I have data like this.

Ram,500
Sam,400
Test,100
Ram,800
Sam,700
Test,300
Ram,900
Sam,800
Test,400

What is the shortest way to fine the "median" from above data. My result should be something like...

Median = 1/2(n+1), where n is the number of data values in the sample.

Test 500
Sam 700
Ram 800
6
If you're just looking for median algorithms try this one - John Mee

6 Answers

40
votes

Python 3.4 includes statistics built-in, so you can use the method statistics.median:

>>> from statistics import median
>>> median([1, 3, 5])
 3
31
votes

Its a little unclear how your data is actually represented, so I've assumed it is a list of tuples:

data = [('Ram',500), ('Sam',400), ('Test',100), ('Ram',800), ('Sam',700), 
        ('Test',300), ('Ram',900), ('Sam',800), ('Test',400)]

from collections import defaultdict

def median(mylist):
    sorts = sorted(mylist)
    length = len(sorts)
    if not length % 2:
        return (sorts[length / 2] + sorts[length / 2 - 1]) / 2.0
    return sorts[length / 2]

data_dict = defaultdict(list)
for el in data:
    data_dict[el[0]].append(el[1])

print [(key,median(val)) for key, val in data_dict.items()] 
print median([5,2,4,3,1])   
print median([5,2,4,3,1,6])
#output:
[('Test', 300), ('Ram', 800), ('Sam', 700)]
3
3.5

The function median returns the median from a list. If there are an even number of entries it takes the middle value of the middle two entries (this is standard).

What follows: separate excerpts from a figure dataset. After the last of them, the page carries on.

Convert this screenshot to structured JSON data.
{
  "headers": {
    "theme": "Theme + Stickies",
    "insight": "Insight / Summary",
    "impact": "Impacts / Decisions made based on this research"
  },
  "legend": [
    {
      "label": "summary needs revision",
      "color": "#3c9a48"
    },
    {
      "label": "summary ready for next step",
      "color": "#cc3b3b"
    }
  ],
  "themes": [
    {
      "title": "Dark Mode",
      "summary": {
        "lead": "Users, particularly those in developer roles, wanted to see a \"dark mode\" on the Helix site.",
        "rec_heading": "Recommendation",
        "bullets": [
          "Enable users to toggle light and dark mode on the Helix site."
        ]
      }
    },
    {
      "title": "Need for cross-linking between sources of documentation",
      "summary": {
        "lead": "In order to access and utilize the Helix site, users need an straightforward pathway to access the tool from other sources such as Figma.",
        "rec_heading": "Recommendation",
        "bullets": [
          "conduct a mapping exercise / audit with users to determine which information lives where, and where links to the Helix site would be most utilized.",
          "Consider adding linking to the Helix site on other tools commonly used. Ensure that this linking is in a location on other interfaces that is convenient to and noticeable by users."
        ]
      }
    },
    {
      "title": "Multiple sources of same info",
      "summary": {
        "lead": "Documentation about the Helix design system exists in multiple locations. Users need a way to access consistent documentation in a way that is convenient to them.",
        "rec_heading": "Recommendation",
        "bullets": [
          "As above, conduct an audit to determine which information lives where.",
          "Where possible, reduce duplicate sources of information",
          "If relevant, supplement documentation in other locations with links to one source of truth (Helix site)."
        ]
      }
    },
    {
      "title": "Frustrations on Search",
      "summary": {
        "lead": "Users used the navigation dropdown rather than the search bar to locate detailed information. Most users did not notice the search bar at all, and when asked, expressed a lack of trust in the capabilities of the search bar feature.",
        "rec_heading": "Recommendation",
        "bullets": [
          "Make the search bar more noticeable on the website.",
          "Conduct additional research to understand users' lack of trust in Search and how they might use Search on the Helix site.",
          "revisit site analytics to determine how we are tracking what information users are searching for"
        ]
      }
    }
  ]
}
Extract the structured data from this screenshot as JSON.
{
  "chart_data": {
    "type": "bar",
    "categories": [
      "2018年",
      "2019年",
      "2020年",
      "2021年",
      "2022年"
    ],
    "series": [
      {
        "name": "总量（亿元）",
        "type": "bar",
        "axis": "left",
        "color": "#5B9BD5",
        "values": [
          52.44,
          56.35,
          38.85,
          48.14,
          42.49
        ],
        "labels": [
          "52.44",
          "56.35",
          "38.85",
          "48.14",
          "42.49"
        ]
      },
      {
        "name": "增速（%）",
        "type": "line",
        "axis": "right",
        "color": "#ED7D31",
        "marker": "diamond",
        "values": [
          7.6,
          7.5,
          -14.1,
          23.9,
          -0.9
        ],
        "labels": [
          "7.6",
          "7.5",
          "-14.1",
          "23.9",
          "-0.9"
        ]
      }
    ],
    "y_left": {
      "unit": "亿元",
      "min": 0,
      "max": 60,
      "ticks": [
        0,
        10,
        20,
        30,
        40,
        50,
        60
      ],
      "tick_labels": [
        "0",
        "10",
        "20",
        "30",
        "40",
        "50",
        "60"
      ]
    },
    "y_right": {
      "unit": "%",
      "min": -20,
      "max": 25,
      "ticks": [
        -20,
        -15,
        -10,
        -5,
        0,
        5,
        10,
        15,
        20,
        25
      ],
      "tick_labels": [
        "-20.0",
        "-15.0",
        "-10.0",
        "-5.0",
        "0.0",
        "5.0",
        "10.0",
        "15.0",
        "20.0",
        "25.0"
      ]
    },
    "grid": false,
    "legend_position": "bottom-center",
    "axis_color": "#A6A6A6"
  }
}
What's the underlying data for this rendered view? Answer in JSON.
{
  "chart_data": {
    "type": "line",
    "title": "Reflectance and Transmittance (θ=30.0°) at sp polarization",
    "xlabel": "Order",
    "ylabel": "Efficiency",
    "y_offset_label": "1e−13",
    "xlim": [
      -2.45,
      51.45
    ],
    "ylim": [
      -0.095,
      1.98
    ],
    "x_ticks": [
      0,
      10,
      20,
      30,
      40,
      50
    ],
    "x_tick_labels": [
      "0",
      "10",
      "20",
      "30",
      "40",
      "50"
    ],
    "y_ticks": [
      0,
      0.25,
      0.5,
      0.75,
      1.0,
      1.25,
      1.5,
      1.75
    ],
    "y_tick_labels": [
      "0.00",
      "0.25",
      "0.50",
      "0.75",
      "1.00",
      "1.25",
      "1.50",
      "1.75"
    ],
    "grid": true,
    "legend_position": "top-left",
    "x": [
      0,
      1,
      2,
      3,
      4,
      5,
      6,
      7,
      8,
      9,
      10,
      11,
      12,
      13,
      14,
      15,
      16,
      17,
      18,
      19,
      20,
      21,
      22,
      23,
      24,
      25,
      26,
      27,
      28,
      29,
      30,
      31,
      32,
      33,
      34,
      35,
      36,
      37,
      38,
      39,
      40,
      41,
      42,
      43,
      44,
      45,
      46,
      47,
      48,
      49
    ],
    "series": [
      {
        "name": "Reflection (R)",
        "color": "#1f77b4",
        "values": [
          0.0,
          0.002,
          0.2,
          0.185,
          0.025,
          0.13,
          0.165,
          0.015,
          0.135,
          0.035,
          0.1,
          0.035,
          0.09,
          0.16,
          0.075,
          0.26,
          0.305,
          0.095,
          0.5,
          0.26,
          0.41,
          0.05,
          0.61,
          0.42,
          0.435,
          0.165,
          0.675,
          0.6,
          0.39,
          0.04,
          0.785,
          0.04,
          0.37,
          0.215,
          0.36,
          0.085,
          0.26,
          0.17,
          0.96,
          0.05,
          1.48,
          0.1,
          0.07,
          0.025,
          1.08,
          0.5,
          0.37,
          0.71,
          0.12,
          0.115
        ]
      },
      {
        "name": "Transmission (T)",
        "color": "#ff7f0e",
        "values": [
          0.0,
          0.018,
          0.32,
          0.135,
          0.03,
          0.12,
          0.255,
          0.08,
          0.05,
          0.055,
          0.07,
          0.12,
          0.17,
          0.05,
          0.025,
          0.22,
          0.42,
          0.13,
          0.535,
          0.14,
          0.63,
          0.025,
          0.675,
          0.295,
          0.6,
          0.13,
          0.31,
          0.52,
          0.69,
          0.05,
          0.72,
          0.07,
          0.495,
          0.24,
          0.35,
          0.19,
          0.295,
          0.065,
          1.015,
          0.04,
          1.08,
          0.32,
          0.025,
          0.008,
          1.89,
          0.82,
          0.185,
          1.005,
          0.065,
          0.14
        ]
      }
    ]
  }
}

I've used defaultdict to create a dict keyed by your data and their values, which is a more useful representation of your data.

4
votes

Check this out:

def median(lst):
    even = (0 if len(lst) % 2 else 1) + 1
    half = (len(lst) - 1) / 2
    return sum(sorted(lst)[half:half + even]) / float(even)

Note:

sorted(lst) produces a sorted copy of lst;

sum([1]) == 1;

0
votes

Easiest way to get the median of a list with integer data:

x = [1,3,2]
print "The median of x is:",sorted(x)[len(x)//2]
0
votes

I started with user3100512's answer and quickly realized it doesn't work for an even number of items. I added some conditionals to it to compute the median.

def median(x):
    if len(x)%2 != 0:
        return sorted(x)[len(x)/2]
    else:
        midavg = (sorted(x)[len(x)/2] + sorted(x)[len(x)/2-1])/2.0
        return midavg

    median([4,5,6,7])

should return 5.5